We were ushered to a waiting room off to the side of the lobby and told to wait for Sue, the nurse that we’d been dealing with the day before. Finally another nurse arrived and told us that Sue was busy and we’d just have to come back tomorrow. Of course that didn’t fly over really well, we wanted to take him home now, which we promptly told her. Finally another doctor came out and told us that they would be doing a CAT scan and some blood work on Monday and that the doctors didn’t feel he was safe to leave the hospital yet. We asked them why the scan and blood work hadn’t been done yet and they just brushed us off and said it was so hard to get things done on Sunday, but really what it meant is that they’d lied to us on Saturday and had no intention of letting us take him home on Sunday. We explained the urgency of the situation and she said it was just too bad if he lost his job and we could call tomorrow to find out if he could come home. So really, what was the point of him signing the voluntary committal form if they could forcibly keep him there anyways? We then asked if we could go back in and say goodbye to him, but they announced that visiting hours were over and it just wasn’t possible and proceeded to usher us out of the building. When outside we looked at the clock and it wasn’t time for visiting hours to end, but they wouldn’t let us back in. We had been completely railroaded by the employees. With no other options we drove home, all three of us very worried about what he’d do when he found out he wouldn’t be going home with us, and if he lost his job.

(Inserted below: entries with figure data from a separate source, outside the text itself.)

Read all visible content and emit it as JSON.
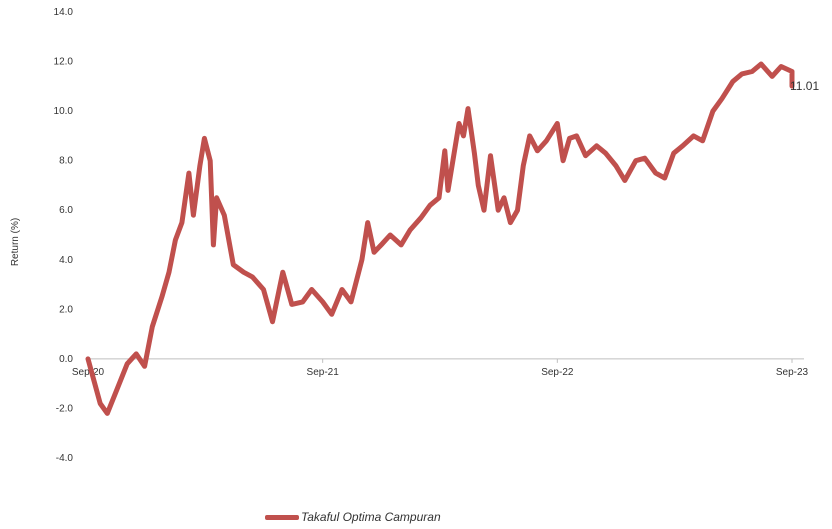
{
  "chart_data": {
    "type": "line",
    "title": "",
    "xlabel": "",
    "ylabel": "Return (%)",
    "ylim": [
      -4.0,
      14.0
    ],
    "yticks": [
      "14.0",
      "12.0",
      "10.0",
      "8.0",
      "6.0",
      "4.0",
      "2.0",
      "0.0",
      "-2.0",
      "-4.0"
    ],
    "xticks": [
      "Sep-20",
      "Sep-21",
      "Sep-22",
      "Sep-23"
    ],
    "grid": false,
    "legend_position": "bottom",
    "end_label": "11.01",
    "colors": {
      "series": "#c0504d",
      "axis": "#bfbfbf",
      "text": "#333333"
    },
    "series": [
      {
        "name": "Takaful Optima Campuran",
        "points": [
          [
            "Sep-20",
            0.0
          ],
          [
            "2020-09-20",
            -1.8
          ],
          [
            "2020-10-01",
            -2.2
          ],
          [
            "2020-10-15",
            -1.3
          ],
          [
            "2020-11-01",
            -0.2
          ],
          [
            "2020-11-15",
            0.2
          ],
          [
            "2020-11-28",
            -0.3
          ],
          [
            "2020-12-10",
            1.3
          ],
          [
            "2020-12-25",
            2.5
          ],
          [
            "2021-01-05",
            3.5
          ],
          [
            "2021-01-15",
            4.8
          ],
          [
            "2021-01-25",
            5.5
          ],
          [
            "2021-02-05",
            7.5
          ],
          [
            "2021-02-12",
            5.8
          ],
          [
            "2021-02-22",
            7.8
          ],
          [
            "2021-03-01",
            8.9
          ],
          [
            "2021-03-10",
            8.0
          ],
          [
            "2021-03-15",
            4.6
          ],
          [
            "2021-03-20",
            6.5
          ],
          [
            "2021-04-01",
            5.8
          ],
          [
            "2021-04-15",
            3.8
          ],
          [
            "2021-05-01",
            3.5
          ],
          [
            "2021-05-15",
            3.3
          ],
          [
            "2021-06-01",
            2.8
          ],
          [
            "2021-06-15",
            1.5
          ],
          [
            "2021-07-01",
            3.5
          ],
          [
            "2021-07-15",
            2.2
          ],
          [
            "2021-08-01",
            2.3
          ],
          [
            "2021-08-15",
            2.8
          ],
          [
            "2021-09-01",
            2.3
          ],
          [
            "2021-09-15",
            1.8
          ],
          [
            "2021-10-01",
            2.8
          ],
          [
            "2021-10-15",
            2.3
          ],
          [
            "2021-11-01",
            4.0
          ],
          [
            "2021-11-10",
            5.5
          ],
          [
            "2021-11-20",
            4.3
          ],
          [
            "2021-12-01",
            4.6
          ],
          [
            "2021-12-15",
            5.0
          ],
          [
            "2022-01-01",
            4.6
          ],
          [
            "2022-01-15",
            5.2
          ],
          [
            "2022-02-01",
            5.7
          ],
          [
            "2022-02-15",
            6.2
          ],
          [
            "2022-03-01",
            6.5
          ],
          [
            "2022-03-10",
            8.4
          ],
          [
            "2022-03-15",
            6.8
          ],
          [
            "2022-04-01",
            9.5
          ],
          [
            "2022-04-08",
            9.0
          ],
          [
            "2022-04-15",
            10.1
          ],
          [
            "2022-04-25",
            8.3
          ],
          [
            "2022-05-01",
            7.0
          ],
          [
            "2022-05-10",
            6.0
          ],
          [
            "2022-05-20",
            8.2
          ],
          [
            "2022-06-01",
            6.0
          ],
          [
            "2022-06-10",
            6.5
          ],
          [
            "2022-06-20",
            5.5
          ],
          [
            "2022-07-01",
            6.0
          ],
          [
            "2022-07-10",
            7.8
          ],
          [
            "2022-07-20",
            9.0
          ],
          [
            "2022-08-01",
            8.4
          ],
          [
            "2022-08-15",
            8.8
          ],
          [
            "2022-09-01",
            9.5
          ],
          [
            "2022-09-10",
            8.0
          ],
          [
            "2022-09-20",
            8.9
          ],
          [
            "2022-10-01",
            9.0
          ],
          [
            "2022-10-15",
            8.2
          ],
          [
            "2022-11-01",
            8.6
          ],
          [
            "2022-11-15",
            8.3
          ],
          [
            "2022-12-01",
            7.8
          ],
          [
            "2022-12-15",
            7.2
          ],
          [
            "2023-01-01",
            8.0
          ],
          [
            "2023-01-15",
            8.1
          ],
          [
            "2023-02-01",
            7.5
          ],
          [
            "2023-02-15",
            7.3
          ],
          [
            "2023-03-01",
            8.3
          ],
          [
            "2023-03-15",
            8.6
          ],
          [
            "2023-04-01",
            9.0
          ],
          [
            "2023-04-15",
            8.8
          ],
          [
            "2023-05-01",
            10.0
          ],
          [
            "2023-05-15",
            10.5
          ],
          [
            "2023-06-01",
            11.2
          ],
          [
            "2023-06-15",
            11.5
          ],
          [
            "2023-07-01",
            11.6
          ],
          [
            "2023-07-15",
            11.9
          ],
          [
            "2023-08-01",
            11.4
          ],
          [
            "2023-08-15",
            11.8
          ],
          [
            "2023-09-01",
            11.6
          ],
          [
            "Sep-23",
            11.01
          ]
        ]
      }
    ]
  }
}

On the way home we stopped off at the church to see Bishop Matheson. My mother had called him on Saturday to find out if he’d be able to give her and my father a blessing and he’d told her that he could do it on Sunday. We went in there and had a wonderful discussion with him about what had happened and he gave both my mother and I a blessing to help us stay strong and get through this. I hadn’t had a blessing in quite awhile and it felt like just what was needed.
Monday morning my mother had to run my brother back to UCLA to get some paperwork that had to be turned in for his friend’s dissertation that he was helping to file. Apparently his friend is off in Mexico doing some research and doesn’t have the time to do it himself. Doesn’t matter, but what does matter is that on the way there my dad called my mother and said that he was free to go home later that day. So after my brother had finished with his business they ran off to Ventura for the third day in a row to pick up my father. I wasn’t with them this time, but according to my mother there were times on the drive home that she thought she ought to turn the car around and take him back to the hospital. He had even gone so far as to blame his two extra days in they’re on her. From the way we see it, they were going to keep him two extra days whether we’d gone along with it or not.
Fortunately Monday was also very good news on the transportation front. The auto shop called and announced that my mother’s car was finally completed and that we could go down and pick it up before 5pm. Unfortunately they didn’t get home until after 6pm, but as soon as my dad’s paycheck is deposited they’re going to pay for it and drive it home. Yay! No more rental cars.
As of right now, my parents are in Thousand Oaks, picking up my dad’s paycheck, making sure he has a job, and running any other errands that they can today. We’re just trying to get this over and done with as quickly as possible. As soon as my dad can drive himself to work again and my car gets fixed I can move on with my own affairs, like getting myself a job. We can only hope that we’ll be able to move beyond this and that my dad will accept and admit what he did to get himself committed.